Wie begegnet man als Fotograf der massenhaften Bilderproduktion? Der Tatsache, dass zu viel gemacht wird - und zwar auf allen Gebieten der Fotografie? Boris von Brauchitsch hat dafür eine radikale Formel gefunden: Jedes neue Foto muss hundert andere überflüssig machen. Unterwegs ist die Gefahr besonders groß, dass visueller Müll entsteht, daher hat von Brauchitsch sich auf seinen Reisen eine maximale Reduktion und Verdichtung auferlegt. Jedem Ort, der für ihn neu ist, widmet er dreimal drei Bilder, neun Aufnahmen, geordnet zu einem strengen Quadrat. Sie zeigen die Besonderheit des noch unbekannten Ganzen, die ihm als erstes ins Auge fällt und jedes dieser Tableaus korrespondiert mit einer kleinen literarischen Beobachtung.

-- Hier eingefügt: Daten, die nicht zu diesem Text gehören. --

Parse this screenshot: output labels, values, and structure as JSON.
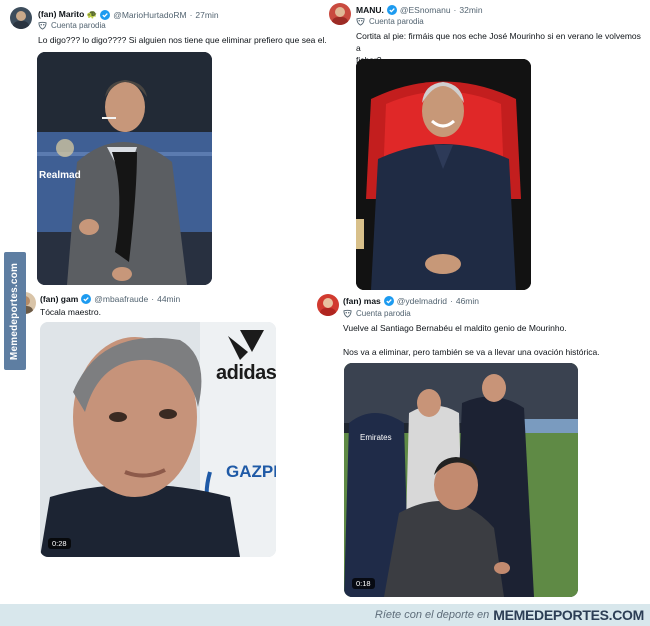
{
  "tweets": [
    {
      "name": "(fan) Marito 🐢",
      "handle": "@MarioHurtadoRM",
      "sep": "·",
      "time": "27min",
      "parody": "Cuenta parodia",
      "text": "Lo digo??? lo digo???? Si alguien nos tiene que eliminar prefiero que sea el."
    },
    {
      "name": "MANU.",
      "handle": "@ESnomanu",
      "sep": "·",
      "time": "32min",
      "parody": "Cuenta parodia",
      "text_line1": "Cortita al pie: firmáis que nos eche José Mourinho si en verano le volvemos a",
      "text_line2": "fichar?"
    },
    {
      "name": "(fan) gam",
      "handle": "@mbaafraude",
      "sep": "·",
      "time": "44min",
      "text": "Tócala maestro.",
      "duration": "0:28",
      "logo_text": "adidas",
      "sponsor_text": "GAZPR"
    },
    {
      "name": "(fan) mas",
      "handle": "@ydelmadrid",
      "sep": "·",
      "time": "46min",
      "parody": "Cuenta parodia",
      "text_line1": "Vuelve al Santiago Bernabéu el maldito genio de Mourinho.",
      "text_line2": "Nos va a eliminar, pero también se va a llevar una ovación histórica.",
      "duration": "0:18",
      "jacket_text": "Emirates"
    }
  ],
  "photo1_overlay": "Realmad",
  "sidebar_watermark": "Memedeportes.com",
  "footer": {
    "text": "Ríete con el deporte en",
    "brand": "MEMEDEPORTES.COM"
  },
  "icons": {
    "verified": "verified-badge-icon",
    "parody": "parody-mask-icon"
  },
  "colors": {
    "verified": "#1d9bf0",
    "meta_gray": "#536471",
    "footer_bg": "#d8e7ec",
    "watermark_bg": "#5e7ea2"
  }
}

Der Fotograf und Autor Boris von Brauchitsch eröffnet so einen faszinierenden Dialog zwischen Bild und Text.
Boris von Brauchitschs "minimalistische Reiseerinnerungen", eine hochgradig ästhetische Zusammenstellung von Fotografien und vertexteten Gedankensplittern, kannals Replik auf die Bilderflut der Gegenwart gedeutet werden. Dass sie als solche neben ihrer Eleganz und Feinheit elitär daherkommt, liegt wohl in der Natur der Sache, meint Rezensentin Annegret Erhard. Jeweils neun im Quadrat angeordnete Schwarz-Weiß-Fotografien stehen neben kurzen Textsplittern und ergeben zusammen eine Art "lyrische Struktur", abstrakte Interpretationen von seltsamen Motiven, deren teils amüsante Bedeutung sich erst im Zusammenspiel von Text und Bild herstellt, erfahren wir. Einmal mehr erkennt die Rezensentin mit Brauchitsch, dass weniger immer noch mehr ist und Neugier die beste Begleitung.